Seeing how I have done research but I suspect you have not, I can form my own informed opinion on what is fun (discoveries, say) and what is not (reading poorly written comments trolling science with personal incredulity as 'argument').
rvmkAnonym310858
humy
In what way is Earth a more 'unique' planet than all those billions of other Earth-like planets in the universe that would mean life wouldn't also form on them?
Captain Stumpy
moreover, it's not making a definitive statement. It makes a suggestion about the potential
see also: https://www.natur...8-4#Sec2
based upon what evidence?
rrwillsj
I think the need to categorize everything into neat little boxes of "just so & no other!"

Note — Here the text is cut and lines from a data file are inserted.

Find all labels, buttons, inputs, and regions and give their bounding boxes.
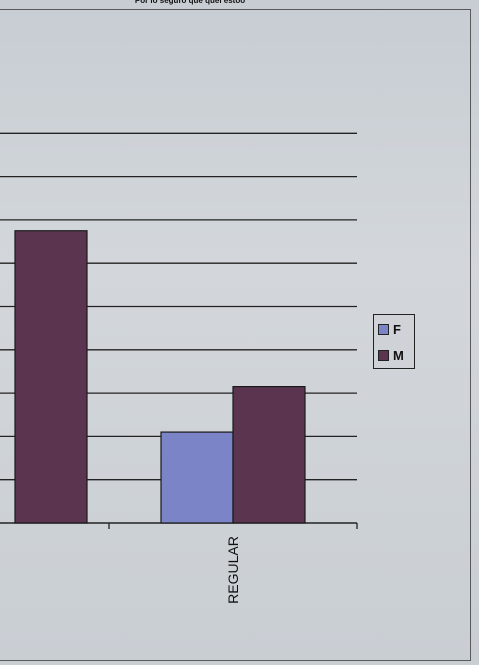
chart-title: Por lo seguro que quel estoo xyxy=(134,0,246,5)
chart-frame xyxy=(0,9,471,661)
bar-m-1 xyxy=(232,386,306,524)
legend-swatch-m xyxy=(378,349,389,361)
bar-m-0 xyxy=(14,230,88,524)
legend-item-f: F xyxy=(378,321,401,337)
category-label: REGULAR xyxy=(225,536,241,604)
bar-f-1 xyxy=(160,431,234,524)
chart-legend: F M xyxy=(373,314,415,369)
legend-label-m: M xyxy=(393,347,404,363)
legend-item-m: M xyxy=(378,347,404,363)
legend-label-f: F xyxy=(393,321,401,337)
legend-swatch-f xyxy=(378,323,389,335)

Is an endearing result of our monkey brains vainly attempting to simplify our observations.
I am of the opinion that every star, every planet, every asteroid will turn out to have at least one unique feature we did not predict or even consider possible.
As for the assumption there must have been a creator?
That a "unique" Earth is a either an accidental result of hopelessly incompetent creation. That bungled the rest of the Planets.
Or, the Earth is an overlooked oddity in a Universe created to be non-living.
You really need to stop berating the deity, especially about what it's intentions were. That one is a mean drunk & worse when coming out of a hangover.
Probably can't remember it's original intentions.
Make up all the fairy tales you want but the reality is Reality is a Colossal Fail!